Add the square of length of segment to your score and rearrange the remaining elements.
Output the maximum score that can be obtained.(score is initialized to 0).
Constraints: n <= 100 (If I recall correctly)
input
2
6
a a b b a c
12
a b a b a b a b a b a b
output
14
42
Hi bro
My Hint
Dynamic programming?
Hint2
sub-segments
It can be solved using Dynamic Programming by maintaining 2 states(l,r)

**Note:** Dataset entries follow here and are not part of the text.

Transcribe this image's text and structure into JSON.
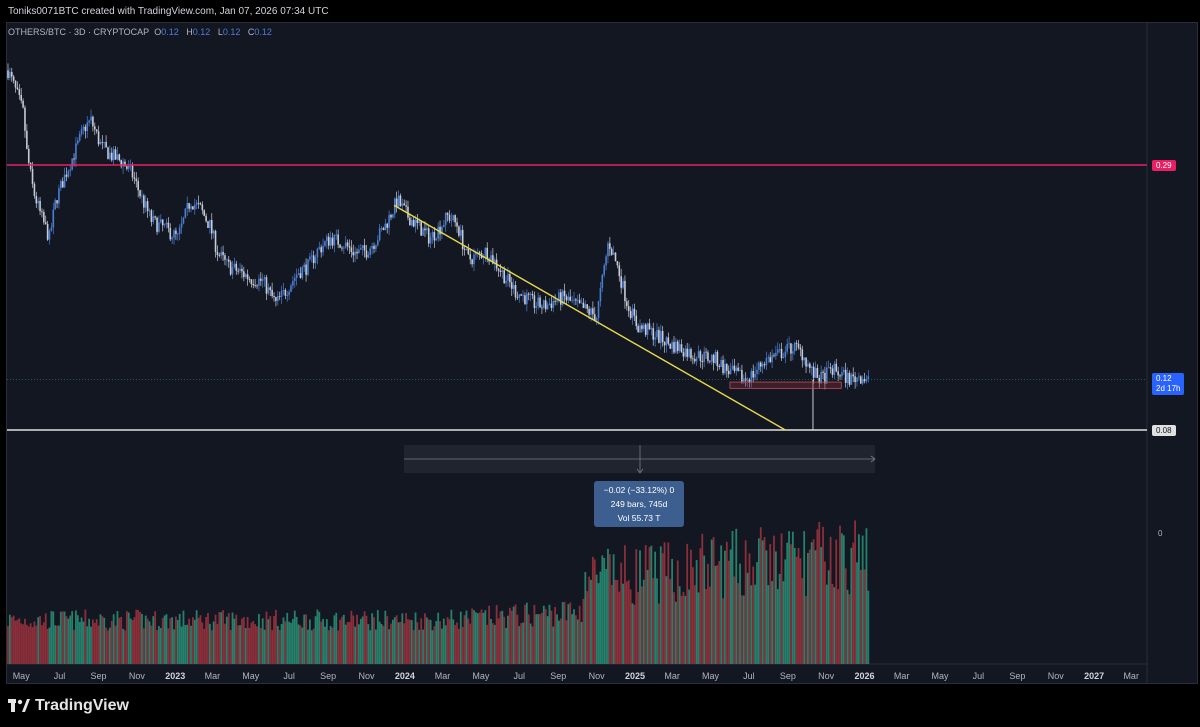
{
  "header": {
    "title": "Toniks0071BTC created with TradingView.com, Jan 07, 2026 07:34 UTC"
  },
  "symbol": {
    "name": "OTHERS/BTC · 3D · CRYPTOCAP",
    "o_label": "O",
    "o_value": "0.12",
    "h_label": "H",
    "h_value": "0.12",
    "l_label": "L",
    "l_value": "0.12",
    "c_label": "C",
    "c_value": "0.12"
  },
  "price_labels": {
    "resistance": "0.29",
    "current": "0.12",
    "countdown": "2d 17h",
    "support": "0.08",
    "volume_zero": "0"
  },
  "measure_tooltip": {
    "line1": "−0.02 (−33.12%) 0",
    "line2": "249 bars, 745d",
    "line3": "Vol 55.73 T"
  },
  "colors": {
    "background": "#131722",
    "resistance": "#e91e63",
    "trendline": "#e8d94a",
    "support": "#e0e0e0",
    "candle_up": "#4a7fd4",
    "candle_down": "#c8ccd6",
    "vol_up": "#26806b",
    "vol_down": "#8b2f3a"
  },
  "footer": {
    "brand": "TradingView"
  },
  "chart_data": {
    "type": "line",
    "symbol": "OTHERS/BTC",
    "interval": "3D",
    "x_tick_labels": [
      "May",
      "Jul",
      "Sep",
      "Nov",
      "2023",
      "Mar",
      "May",
      "Jul",
      "Sep",
      "Nov",
      "2024",
      "Mar",
      "May",
      "Jul",
      "Sep",
      "Nov",
      "2025",
      "Mar",
      "May",
      "Jul",
      "Sep",
      "Nov",
      "2026",
      "Mar",
      "May",
      "Jul",
      "Sep",
      "Nov",
      "2027",
      "Mar"
    ],
    "price_path": [
      [
        "2022-04-10",
        0.365
      ],
      [
        "2022-04-25",
        0.345
      ],
      [
        "2022-05-05",
        0.33
      ],
      [
        "2022-05-10",
        0.3
      ],
      [
        "2022-05-20",
        0.27
      ],
      [
        "2022-06-01",
        0.25
      ],
      [
        "2022-06-15",
        0.232
      ],
      [
        "2022-06-25",
        0.262
      ],
      [
        "2022-07-10",
        0.282
      ],
      [
        "2022-07-25",
        0.3
      ],
      [
        "2022-08-10",
        0.32
      ],
      [
        "2022-08-20",
        0.325
      ],
      [
        "2022-09-05",
        0.305
      ],
      [
        "2022-09-20",
        0.298
      ],
      [
        "2022-10-10",
        0.292
      ],
      [
        "2022-10-25",
        0.282
      ],
      [
        "2022-11-10",
        0.262
      ],
      [
        "2022-11-25",
        0.245
      ],
      [
        "2022-12-15",
        0.24
      ],
      [
        "2023-01-05",
        0.232
      ],
      [
        "2023-01-25",
        0.262
      ],
      [
        "2023-02-10",
        0.255
      ],
      [
        "2023-02-25",
        0.242
      ],
      [
        "2023-03-10",
        0.22
      ],
      [
        "2023-03-25",
        0.21
      ],
      [
        "2023-04-15",
        0.205
      ],
      [
        "2023-05-01",
        0.2
      ],
      [
        "2023-05-20",
        0.198
      ],
      [
        "2023-06-10",
        0.18
      ],
      [
        "2023-06-25",
        0.19
      ],
      [
        "2023-07-15",
        0.205
      ],
      [
        "2023-08-01",
        0.21
      ],
      [
        "2023-08-15",
        0.222
      ],
      [
        "2023-09-05",
        0.232
      ],
      [
        "2023-09-25",
        0.228
      ],
      [
        "2023-10-15",
        0.22
      ],
      [
        "2023-11-01",
        0.222
      ],
      [
        "2023-11-15",
        0.23
      ],
      [
        "2023-12-01",
        0.242
      ],
      [
        "2023-12-20",
        0.262
      ],
      [
        "2024-01-05",
        0.25
      ],
      [
        "2024-01-25",
        0.24
      ],
      [
        "2024-02-10",
        0.232
      ],
      [
        "2024-02-25",
        0.24
      ],
      [
        "2024-03-10",
        0.25
      ],
      [
        "2024-03-25",
        0.242
      ],
      [
        "2024-04-10",
        0.215
      ],
      [
        "2024-04-25",
        0.218
      ],
      [
        "2024-05-10",
        0.222
      ],
      [
        "2024-05-25",
        0.212
      ],
      [
        "2024-06-10",
        0.2
      ],
      [
        "2024-06-25",
        0.19
      ],
      [
        "2024-07-10",
        0.185
      ],
      [
        "2024-07-25",
        0.18
      ],
      [
        "2024-08-10",
        0.178
      ],
      [
        "2024-08-25",
        0.182
      ],
      [
        "2024-09-10",
        0.185
      ],
      [
        "2024-09-25",
        0.18
      ],
      [
        "2024-10-15",
        0.175
      ],
      [
        "2024-11-01",
        0.17
      ],
      [
        "2024-11-20",
        0.23
      ],
      [
        "2024-12-05",
        0.208
      ],
      [
        "2024-12-20",
        0.18
      ],
      [
        "2025-01-05",
        0.162
      ],
      [
        "2025-01-25",
        0.158
      ],
      [
        "2025-02-10",
        0.153
      ],
      [
        "2025-02-25",
        0.148
      ],
      [
        "2025-03-15",
        0.145
      ],
      [
        "2025-04-01",
        0.14
      ],
      [
        "2025-04-20",
        0.138
      ],
      [
        "2025-05-10",
        0.136
      ],
      [
        "2025-05-25",
        0.128
      ],
      [
        "2025-06-10",
        0.124
      ],
      [
        "2025-06-25",
        0.12
      ],
      [
        "2025-07-10",
        0.125
      ],
      [
        "2025-07-25",
        0.135
      ],
      [
        "2025-08-10",
        0.138
      ],
      [
        "2025-08-25",
        0.142
      ],
      [
        "2025-09-10",
        0.146
      ],
      [
        "2025-09-25",
        0.14
      ],
      [
        "2025-10-10",
        0.125
      ],
      [
        "2025-10-25",
        0.12
      ],
      [
        "2025-11-10",
        0.128
      ],
      [
        "2025-11-25",
        0.124
      ],
      [
        "2025-12-10",
        0.12
      ],
      [
        "2025-12-25",
        0.123
      ],
      [
        "2026-01-07",
        0.12
      ]
    ],
    "horizontal_lines": [
      {
        "value": 0.29,
        "color": "#e91e63"
      },
      {
        "value": 0.08,
        "color": "#e0e0e0"
      }
    ],
    "trendline": {
      "from": [
        "2023-12-15",
        0.258
      ],
      "to": [
        "2025-08-28",
        0.08
      ]
    },
    "support_box": {
      "x0": "2025-06-01",
      "x1": "2025-11-25",
      "y0": 0.113,
      "y1": 0.118
    },
    "wick_low": {
      "date": "2025-10-11",
      "value": 0.08
    },
    "ylabel": "",
    "xlabel": ""
  }
}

If there's only one element (l == r), then dp[l][r] = 1
If the segment A[l:r+1] consists of identical characters (A[l] == A[r] for all l <= i <= r), remove it as a whole to get dp[l][r] = (r-l+1)^2
For any two indices k where l <= k < r, split the segment A[l:r+1] into A[l:k] and A[k+1:r], and maximize the score by combining scores from these subarrays.
The complexity using this can go till O(n^3) which works for N <= 100
I don't think this would work can you explain the subparts for the 2nd case which would lead to answer 42.